20 enero, 2021 – Espiritualidad digital

Muchos sábados más tarde…

Aquel primer sábado, tras haber creado cielo y tierra, lo pasó Dios complacido, viendo que todo era bueno, y descansó en la obra de sus manos.

Lo estaban observando, para ver si lo curaba en sábado y acusarlo. Miles y miles de sábados más tarde, Dios, revestido de carne humana, miró de nuevo la obra de sus manos, que Él había entregado a los hombres, y vio que todo estaba roto. Lloró en su corazón, y su dolor fue compasión para el enfermo: «Extiende la mano». La extendió y su mano quedó restablecida.

Pero ese dolor de Dios, que fue compasión y sanación para el pobre, se convirtió en indignación hacia los fariseos, a quienes contempló con una mirada de ira y dolido por la dureza de su corazón. Esa dureza de corazón había sido, precisamente, la que había causado estragos en el mundo.

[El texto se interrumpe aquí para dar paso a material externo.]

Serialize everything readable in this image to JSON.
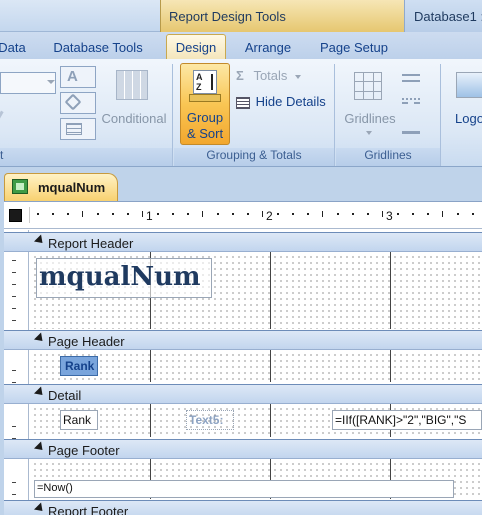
{
  "titlebar": {
    "context_title": "Report Design Tools",
    "db_title": "Database1 :"
  },
  "tabs": [
    {
      "label": "Data"
    },
    {
      "label": "Database Tools"
    },
    {
      "label": "Design",
      "active": true
    },
    {
      "label": "Arrange"
    },
    {
      "label": "Page Setup"
    }
  ],
  "ribbon": {
    "conditional_label": "Conditional",
    "group_sort_label": "Group & Sort",
    "group_sort_line1": "Group",
    "group_sort_line2": "& Sort",
    "totals_label": "Totals",
    "hide_details_label": "Hide Details",
    "gridlines_label": "Gridlines",
    "logo_label": "Logo",
    "group_font_partial": "t",
    "group_grouping_totals": "Grouping & Totals",
    "group_gridlines": "Gridlines"
  },
  "document_tab": {
    "title": "mqualNum"
  },
  "ruler": {
    "marks": [
      "1",
      "2",
      "3"
    ]
  },
  "sections": {
    "report_header": "Report Header",
    "page_header": "Page Header",
    "detail": "Detail",
    "page_footer": "Page Footer",
    "report_footer": "Report Footer"
  },
  "controls": {
    "report_title": "mqualNum",
    "page_header_rank": "Rank",
    "detail_rank": "Rank",
    "detail_text": "Text5:",
    "detail_expr": "=IIf([RANK]>\"2\",\"BIG\",\"S",
    "footer_now": "=Now()"
  },
  "colors": {
    "accent_orange": "#f9c654",
    "ribbon_blue": "#dbe7f5",
    "title_text": "#15428b"
  }
}
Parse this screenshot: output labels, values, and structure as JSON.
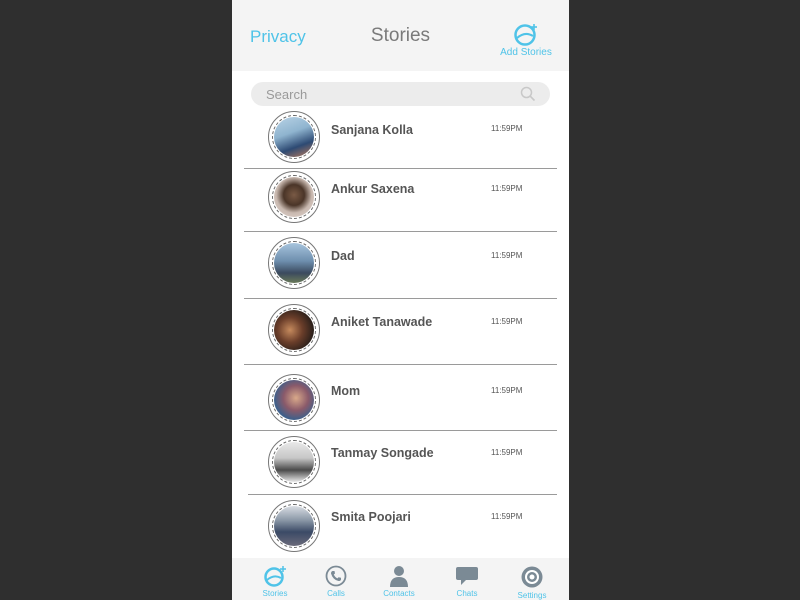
{
  "header": {
    "privacy_label": "Privacy",
    "title": "Stories",
    "add_stories_label": "Add Stories"
  },
  "search": {
    "placeholder": "Search"
  },
  "stories": [
    {
      "name": "Sanjana Kolla",
      "time": "11:59PM"
    },
    {
      "name": "Ankur Saxena",
      "time": "11:59PM"
    },
    {
      "name": "Dad",
      "time": "11:59PM"
    },
    {
      "name": "Aniket Tanawade",
      "time": "11:59PM"
    },
    {
      "name": "Mom",
      "time": "11:59PM"
    },
    {
      "name": "Tanmay Songade",
      "time": "11:59PM"
    },
    {
      "name": "Smita Poojari",
      "time": "11:59PM"
    }
  ],
  "tabs": [
    {
      "label": "Stories",
      "icon": "stories-icon"
    },
    {
      "label": "Calls",
      "icon": "phone-icon"
    },
    {
      "label": "Contacts",
      "icon": "contact-person-icon"
    },
    {
      "label": "Chats",
      "icon": "chat-bubble-icon"
    },
    {
      "label": "Settings",
      "icon": "settings-gear-icon"
    }
  ],
  "colors": {
    "accent": "#4fc3e8",
    "icon_gray": "#7b8a95",
    "background": "#2f2f2f",
    "header_bg": "#f4f4f4"
  }
}
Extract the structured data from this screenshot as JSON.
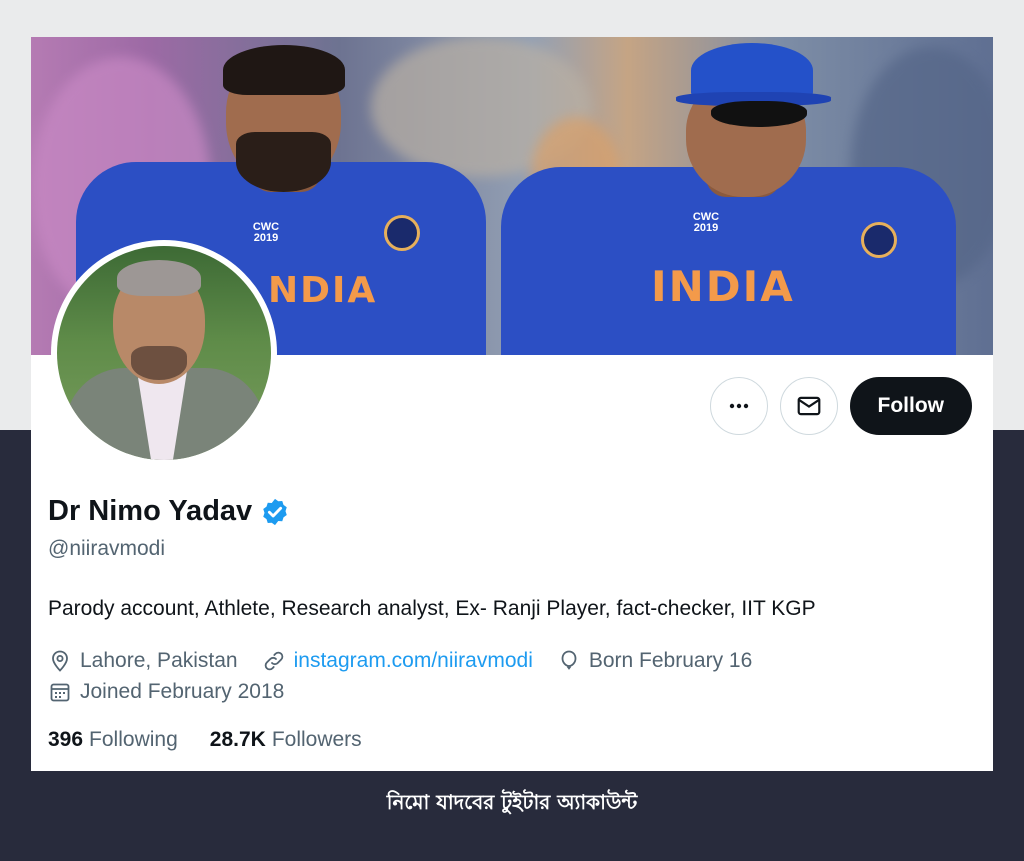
{
  "profile": {
    "name": "Dr Nimo Yadav",
    "handle": "@niiravmodi",
    "bio": "Parody account, Athlete, Research analyst, Ex- Ranji Player, fact-checker, IIT KGP",
    "location": "Lahore, Pakistan",
    "website": "instagram.com/niiravmodi",
    "birthday": "Born February 16",
    "joined": "Joined February 2018",
    "verified_icon": "verified-badge-icon"
  },
  "stats": {
    "following_count": "396",
    "following_label": "Following",
    "followers_count": "28.7K",
    "followers_label": "Followers"
  },
  "actions": {
    "more_icon": "more-icon",
    "message_icon": "mail-icon",
    "follow_label": "Follow"
  },
  "banner": {
    "jersey_text_left": "NDIA",
    "jersey_text_right": "INDIA"
  },
  "caption": "নিমো যাদবের টুইটার অ্যাকাউন্ট",
  "colors": {
    "accent": "#1d9bf0",
    "text_primary": "#0f1419",
    "text_secondary": "#536471",
    "follow_bg": "#0f1419",
    "page_bg": "#282b3c"
  }
}
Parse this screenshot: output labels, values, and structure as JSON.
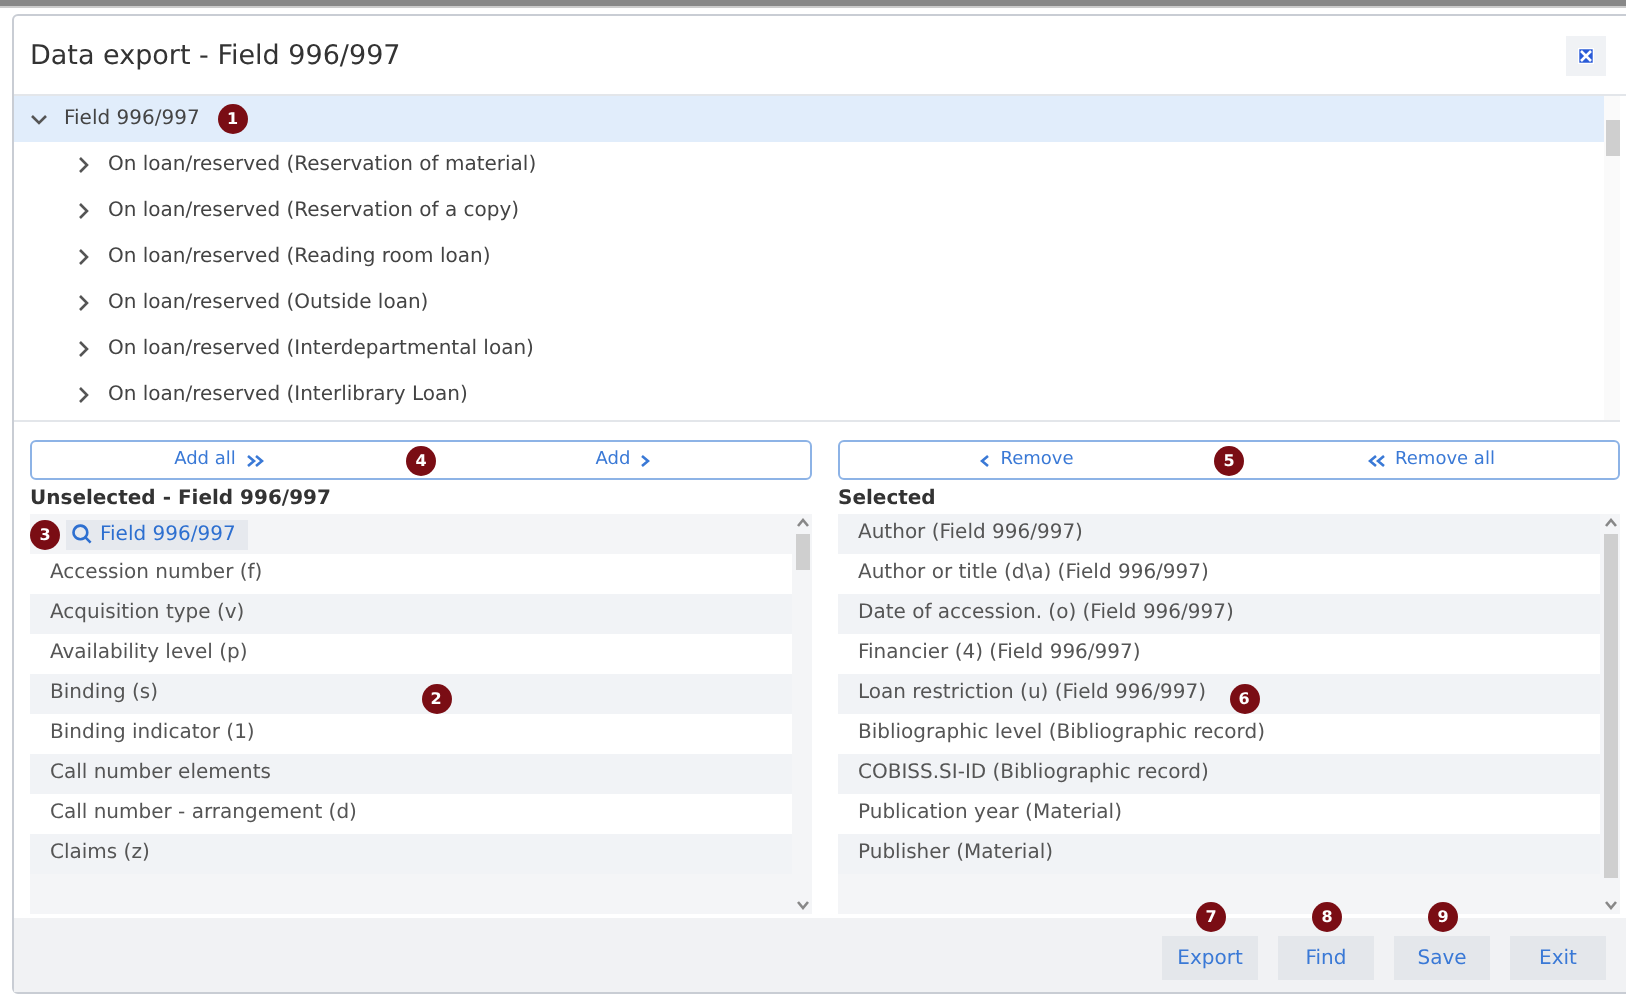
{
  "window": {
    "title": "Data export - Field 996/997"
  },
  "tree": {
    "label": "Field 996/997",
    "expanded": true,
    "selected": true,
    "badge": "1",
    "children": [
      {
        "label": "On loan/reserved (Reservation of material)",
        "expanded": false
      },
      {
        "label": "On loan/reserved (Reservation of a copy)",
        "expanded": false
      },
      {
        "label": "On loan/reserved (Reading room loan)",
        "expanded": false
      },
      {
        "label": "On loan/reserved (Outside loan)",
        "expanded": false
      },
      {
        "label": "On loan/reserved (Interdepartmental loan)",
        "expanded": false
      },
      {
        "label": "On loan/reserved (Interlibrary Loan)",
        "expanded": false
      }
    ]
  },
  "add_bar": {
    "badge": "4",
    "buttons": [
      {
        "label": "Add all",
        "kind": "all"
      },
      {
        "label": "Add",
        "kind": "one"
      }
    ]
  },
  "remove_bar": {
    "badge": "5",
    "buttons": [
      {
        "label": "Remove",
        "kind": "one"
      },
      {
        "label": "Remove all",
        "kind": "all"
      }
    ]
  },
  "unselected": {
    "heading": "Unselected - Field 996/997",
    "badge": "2",
    "filter": {
      "label": "Field 996/997",
      "badge": "3"
    },
    "items": [
      "Accession number (f)",
      "Acquisition type (v)",
      "Availability level (p)",
      "Binding (s)",
      "Binding indicator (1)",
      "Call number elements",
      "Call number - arrangement (d)",
      "Claims (z)"
    ]
  },
  "selected": {
    "heading": "Selected",
    "badge": "6",
    "items": [
      "Author (Field 996/997)",
      "Author or title (d\\a) (Field 996/997)",
      "Date of accession. (o) (Field 996/997)",
      "Financier (4) (Field 996/997)",
      "Loan restriction (u) (Field 996/997)",
      "Bibliographic level (Bibliographic record)",
      "COBISS.SI-ID (Bibliographic record)",
      "Publication year (Material)",
      "Publisher (Material)"
    ]
  },
  "footer_buttons": [
    {
      "label": "Export",
      "badge": "7"
    },
    {
      "label": "Find",
      "badge": "8"
    },
    {
      "label": "Save",
      "badge": "9"
    },
    {
      "label": "Exit"
    }
  ]
}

El enfermo obedeció a Jesús, extendió la mano y quedó curado. Los fariseos se resistieron, y con ellos nada pudo hacer el Señor.

Al hombre herido lo salva Dios; nadie puede salvarse a sí mismo. Pero, para salvarlo, Dios necesita su obediencia y docilidad. ¿Quieres ser curado? Obedece. Deja que la compasión de Dios pueda sanarte.